Message-ID: <1FD84824-F0B3-4B4F-8AFF-35091A4A5548@comcast.net>
Date: 2012-05-05T14:53:57Z
From: David Winsemius
Subject: estimation problem
In-Reply-To: <20120504202215.GA7247@cs.cas.cz>
On May 4, 2012, at 4:22 PM, Petr Savicky wrote:
> On Fri, May 04, 2012 at 07:43:32PM +0200, Kehl D?niel wrote:
>> Dear Petr,
>>
>> thank you for your input.
>> I tried to experiment with (probably somewhat biased) truncated means
>> like in the following code.
>> How I got the 225 as a truncation limit is a good question. :)
>>
>> REPS1 <- REPS2 <- 1000
>> N1 <- 100000
>> N2 <- 30000
>> N <- N1+N2
>> x1 <- rep(0,N1)
>> x2 <- rnorm(N2,300,100)
>> x <- c(x1,x2)
>>
>> n <- 1000
>>
>> for (i in 1:REPS1){
>> x_sample <- sort(sample(x,n,replace=FALSE),TRUE)

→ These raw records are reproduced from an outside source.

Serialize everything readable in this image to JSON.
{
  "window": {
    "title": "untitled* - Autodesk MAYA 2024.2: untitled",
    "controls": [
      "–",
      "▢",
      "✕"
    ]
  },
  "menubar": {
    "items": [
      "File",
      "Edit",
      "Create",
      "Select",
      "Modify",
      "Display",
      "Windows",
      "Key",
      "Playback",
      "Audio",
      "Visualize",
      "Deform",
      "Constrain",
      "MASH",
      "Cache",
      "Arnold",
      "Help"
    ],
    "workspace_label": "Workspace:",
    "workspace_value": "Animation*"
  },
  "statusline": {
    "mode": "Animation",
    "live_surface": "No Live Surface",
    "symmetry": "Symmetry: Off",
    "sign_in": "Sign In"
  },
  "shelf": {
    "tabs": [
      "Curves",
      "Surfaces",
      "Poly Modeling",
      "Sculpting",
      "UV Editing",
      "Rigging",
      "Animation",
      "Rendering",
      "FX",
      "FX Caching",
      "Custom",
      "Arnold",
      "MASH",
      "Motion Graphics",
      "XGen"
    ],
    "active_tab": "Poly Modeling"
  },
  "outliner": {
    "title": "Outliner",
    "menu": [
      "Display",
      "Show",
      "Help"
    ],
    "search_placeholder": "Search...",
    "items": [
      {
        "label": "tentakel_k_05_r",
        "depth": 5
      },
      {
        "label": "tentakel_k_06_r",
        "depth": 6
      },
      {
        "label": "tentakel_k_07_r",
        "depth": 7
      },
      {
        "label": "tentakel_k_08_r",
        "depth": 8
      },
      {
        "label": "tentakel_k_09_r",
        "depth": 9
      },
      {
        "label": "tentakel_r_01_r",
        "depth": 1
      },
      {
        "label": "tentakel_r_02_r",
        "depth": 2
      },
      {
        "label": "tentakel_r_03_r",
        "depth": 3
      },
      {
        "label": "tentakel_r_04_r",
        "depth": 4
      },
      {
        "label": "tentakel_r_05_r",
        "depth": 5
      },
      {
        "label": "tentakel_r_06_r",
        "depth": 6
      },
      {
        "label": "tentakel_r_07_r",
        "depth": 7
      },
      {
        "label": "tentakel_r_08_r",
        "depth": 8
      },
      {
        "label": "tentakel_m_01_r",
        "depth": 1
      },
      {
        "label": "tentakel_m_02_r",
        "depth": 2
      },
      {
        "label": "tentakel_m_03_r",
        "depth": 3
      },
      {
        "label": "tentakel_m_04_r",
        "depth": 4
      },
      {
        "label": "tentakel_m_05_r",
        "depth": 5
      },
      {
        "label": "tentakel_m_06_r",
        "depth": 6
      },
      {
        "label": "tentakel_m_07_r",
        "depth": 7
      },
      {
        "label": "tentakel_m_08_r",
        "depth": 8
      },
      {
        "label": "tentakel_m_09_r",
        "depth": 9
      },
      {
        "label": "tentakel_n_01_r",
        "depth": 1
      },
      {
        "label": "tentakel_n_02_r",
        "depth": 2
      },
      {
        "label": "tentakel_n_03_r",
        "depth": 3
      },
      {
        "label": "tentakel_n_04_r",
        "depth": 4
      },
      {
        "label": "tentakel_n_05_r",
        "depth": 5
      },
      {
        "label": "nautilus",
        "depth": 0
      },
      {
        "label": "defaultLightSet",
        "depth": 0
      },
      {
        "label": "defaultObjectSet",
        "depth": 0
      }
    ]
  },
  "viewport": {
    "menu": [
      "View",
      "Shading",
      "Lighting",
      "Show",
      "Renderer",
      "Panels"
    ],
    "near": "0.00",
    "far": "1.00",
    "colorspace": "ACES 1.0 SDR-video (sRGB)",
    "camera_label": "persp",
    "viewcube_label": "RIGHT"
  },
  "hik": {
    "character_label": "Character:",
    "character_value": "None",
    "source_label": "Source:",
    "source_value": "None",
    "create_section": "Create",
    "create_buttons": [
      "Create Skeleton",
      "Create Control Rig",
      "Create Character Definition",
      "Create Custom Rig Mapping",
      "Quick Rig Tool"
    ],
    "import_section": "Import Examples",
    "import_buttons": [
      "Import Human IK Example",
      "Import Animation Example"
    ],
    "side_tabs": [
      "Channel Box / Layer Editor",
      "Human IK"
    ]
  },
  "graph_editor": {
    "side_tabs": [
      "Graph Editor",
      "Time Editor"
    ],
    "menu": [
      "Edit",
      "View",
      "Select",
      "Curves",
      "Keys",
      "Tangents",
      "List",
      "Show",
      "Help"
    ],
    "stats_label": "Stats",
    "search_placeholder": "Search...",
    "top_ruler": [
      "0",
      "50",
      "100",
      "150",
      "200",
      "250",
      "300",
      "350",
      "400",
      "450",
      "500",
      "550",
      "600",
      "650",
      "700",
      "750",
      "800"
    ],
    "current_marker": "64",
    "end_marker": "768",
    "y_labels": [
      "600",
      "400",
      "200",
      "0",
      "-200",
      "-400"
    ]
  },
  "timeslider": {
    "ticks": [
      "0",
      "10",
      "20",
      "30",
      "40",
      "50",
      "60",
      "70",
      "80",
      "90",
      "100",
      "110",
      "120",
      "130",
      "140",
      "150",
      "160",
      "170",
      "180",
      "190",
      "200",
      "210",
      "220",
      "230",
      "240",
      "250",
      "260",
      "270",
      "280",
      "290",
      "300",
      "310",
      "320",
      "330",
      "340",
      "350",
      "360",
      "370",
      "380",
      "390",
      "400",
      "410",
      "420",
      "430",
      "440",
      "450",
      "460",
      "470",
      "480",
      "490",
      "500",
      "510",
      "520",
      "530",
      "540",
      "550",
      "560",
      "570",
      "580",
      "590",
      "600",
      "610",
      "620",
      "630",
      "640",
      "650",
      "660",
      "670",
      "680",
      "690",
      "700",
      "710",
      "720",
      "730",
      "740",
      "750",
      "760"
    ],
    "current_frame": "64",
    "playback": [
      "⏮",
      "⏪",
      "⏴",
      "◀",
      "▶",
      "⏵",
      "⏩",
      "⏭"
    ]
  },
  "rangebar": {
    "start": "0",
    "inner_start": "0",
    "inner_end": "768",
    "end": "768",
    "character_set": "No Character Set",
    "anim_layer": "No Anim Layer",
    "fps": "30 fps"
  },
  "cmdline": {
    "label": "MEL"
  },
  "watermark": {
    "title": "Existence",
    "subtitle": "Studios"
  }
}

>> x_trunc <- x_sample[1:225]
>> REPS1[i] <- mean(x_sample)*N
>> REPS2[i] <- sum(x_trunc)/n*N
>> }
>>
>> sum(x2)
>> mean(REPS1)
>> mean(REPS2)
>> sd(REPS1)
>> sd(REPS2)
>> sd(REPS2)/sd(REPS1)
>
> Dear Daniel.
>
> Thank you for your reply.
>
> In the original question, you used the parameters
>
> N1 <- 100000
> N2 <- 3000
>
> and now the parameters
>
> N1 <- 100000
> N2 <- 30000
>
> My remark was that with the original parameters, there are only 29.1
> nonzero elements on average. Now, there are 230.8 nonzero elements on
> average, which is significantly better.
>
> Discussion of the use of the truncated mean is probably a question to
> other members of the list. I do not feel to be an expert on this.
>
> Best, Petr.
My experience is that Petr is better than I at much of R, but so far
in this thread I have not seen mention of methods that are designed to
examine data situations with large numbers of zeros. There is a very
informative review of R techniques and packages to such efforts by
Achim Zeileis and others. The same material was published in the
Journal of Statistical Software and as a vignette in one of the
contributed packages:
www.jstatsoft.org/v27/i08/paper
cran.r-project.org/web/packages/pscl/vignettes/countreg.pdf
I don't have this information memorized, but generally find a Google-
search with "count r zeileis" to be highly effective. I've just
noticed that the second author Kleiber also has put up useful material
on that topic for web-searchers to use.
David Winsemius, MD
West Hartford, CT